Lake in Novosibirsk Oblast, Russia

Ubinskoye (Убинское озеро) is a freshwater lake located in the Baraba steppe in Novosibirsk Oblast, Russia, where it is divided between Ubinsky District in the west and Kargatsky District in the east. The name of the lake derives from Siberian Tatar ubu, meaning swamp or marsh.

Ubinskoye is surrounded by several villages, the largest of which is Chernyy Mys on the northern shore. According to legend, Kuchum, the last Khan of Sibir, sank his treasure in the lake while fleeing from the Russians.

==Geography==
Ubinskoye is an oval-shaped lake with gently sloping banks. The lake bottom consists of clayey sand covered by a thick layer of gray fine-grained silt. There are several islands in the lake, the largest of which is called Medyakovsky. The western part of the Ubinskoye basin also contains a number of other small lakes. Lake Kargan lies 12 km to the south, Itkul 67 km to the southeast, Sartlan 84 km to the southwest and Chany 130 km to the WSW.

During spring melt lake Ubinskoye covers a maximum area of 440 km2 and is 2.0–2.8 m deep; during periods of low water it is only 0.6–1.0 m deep, and in October 2013 it was estimated from aerial imagery to cover 350 km2. The lake drains an area of 2990 km2. Ubinskoye is mainly fed by melting snow and usually has no outlet, but in the spring of some years it overflows into the Ubinke River, a tributary of the Om River.

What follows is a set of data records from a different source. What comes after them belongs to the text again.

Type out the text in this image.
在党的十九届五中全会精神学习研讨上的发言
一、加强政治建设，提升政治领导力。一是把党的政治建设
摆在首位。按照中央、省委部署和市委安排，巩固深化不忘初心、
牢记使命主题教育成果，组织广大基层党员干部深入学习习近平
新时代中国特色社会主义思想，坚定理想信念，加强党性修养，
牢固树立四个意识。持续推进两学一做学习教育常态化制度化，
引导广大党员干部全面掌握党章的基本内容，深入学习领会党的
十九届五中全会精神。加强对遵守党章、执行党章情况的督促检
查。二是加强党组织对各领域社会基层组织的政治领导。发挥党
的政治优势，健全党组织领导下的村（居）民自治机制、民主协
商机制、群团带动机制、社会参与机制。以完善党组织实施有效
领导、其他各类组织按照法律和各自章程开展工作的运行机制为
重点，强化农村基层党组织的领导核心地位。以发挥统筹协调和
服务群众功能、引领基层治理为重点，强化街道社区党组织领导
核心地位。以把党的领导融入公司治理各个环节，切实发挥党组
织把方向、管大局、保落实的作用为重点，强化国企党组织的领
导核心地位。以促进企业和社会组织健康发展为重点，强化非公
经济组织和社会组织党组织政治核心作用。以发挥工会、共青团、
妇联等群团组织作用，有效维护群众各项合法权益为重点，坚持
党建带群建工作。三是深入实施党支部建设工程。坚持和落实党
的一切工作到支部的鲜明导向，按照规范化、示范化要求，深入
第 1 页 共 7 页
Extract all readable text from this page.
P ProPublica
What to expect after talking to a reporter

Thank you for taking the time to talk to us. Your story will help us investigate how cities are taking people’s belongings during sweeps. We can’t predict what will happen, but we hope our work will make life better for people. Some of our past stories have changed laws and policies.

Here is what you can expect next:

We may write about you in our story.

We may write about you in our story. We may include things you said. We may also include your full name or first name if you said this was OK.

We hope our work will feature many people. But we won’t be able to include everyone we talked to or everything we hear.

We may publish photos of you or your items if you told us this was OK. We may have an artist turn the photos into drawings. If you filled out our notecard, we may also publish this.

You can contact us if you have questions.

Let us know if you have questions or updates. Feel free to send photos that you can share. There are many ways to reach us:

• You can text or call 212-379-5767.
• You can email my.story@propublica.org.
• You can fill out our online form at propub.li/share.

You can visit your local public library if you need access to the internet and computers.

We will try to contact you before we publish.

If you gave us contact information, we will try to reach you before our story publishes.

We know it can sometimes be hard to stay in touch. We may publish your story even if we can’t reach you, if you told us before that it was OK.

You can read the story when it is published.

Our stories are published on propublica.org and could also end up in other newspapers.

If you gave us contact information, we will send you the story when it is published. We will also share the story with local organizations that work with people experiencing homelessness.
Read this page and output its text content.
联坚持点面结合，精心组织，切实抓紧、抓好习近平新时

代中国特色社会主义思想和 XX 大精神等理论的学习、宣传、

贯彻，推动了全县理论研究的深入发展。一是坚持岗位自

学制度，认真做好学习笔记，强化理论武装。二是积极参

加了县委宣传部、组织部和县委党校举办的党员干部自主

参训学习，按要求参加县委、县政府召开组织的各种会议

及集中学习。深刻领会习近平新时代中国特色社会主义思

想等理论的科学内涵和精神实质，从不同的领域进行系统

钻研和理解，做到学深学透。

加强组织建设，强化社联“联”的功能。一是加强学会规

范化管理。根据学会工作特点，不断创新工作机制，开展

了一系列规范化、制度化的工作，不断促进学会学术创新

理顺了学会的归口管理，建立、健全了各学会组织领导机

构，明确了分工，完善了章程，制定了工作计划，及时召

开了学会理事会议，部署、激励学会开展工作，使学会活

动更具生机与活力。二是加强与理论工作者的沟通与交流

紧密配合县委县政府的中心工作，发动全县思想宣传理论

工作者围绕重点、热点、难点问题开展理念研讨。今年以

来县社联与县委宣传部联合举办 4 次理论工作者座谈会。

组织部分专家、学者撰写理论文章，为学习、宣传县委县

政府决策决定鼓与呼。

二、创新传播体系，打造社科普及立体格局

Ubinskoye freezes over from November to late May. The ice on the lake is 0.7–1.0 m thick. In summer the water warms up to 20–24 °C. The temperature is uniform throughout the water column due to good mixing. The water pH is between 7.6 and 9.0.

==Flora and fauna==
Ubinskoye is a mesotrophic lake whose plankton is dominated by green and blue-green algae. The shores of the lake are overgrown with reeds and sedges. In the mid-20th century Lake Ubinskoye was well known for its abundance of fish: bream (introduced in 1929), roach, pike, ide, carp, and peled were exploited commercially. Fish stocks crashed in the 1990s, likely due to the lowering of the water level; currently only small crucian carp remain. Attempts to restock the lake have failed, but a recent increase in water levels gives hope for future efforts. The lake and its surrounding wetlands continue to host a great variety of bird life.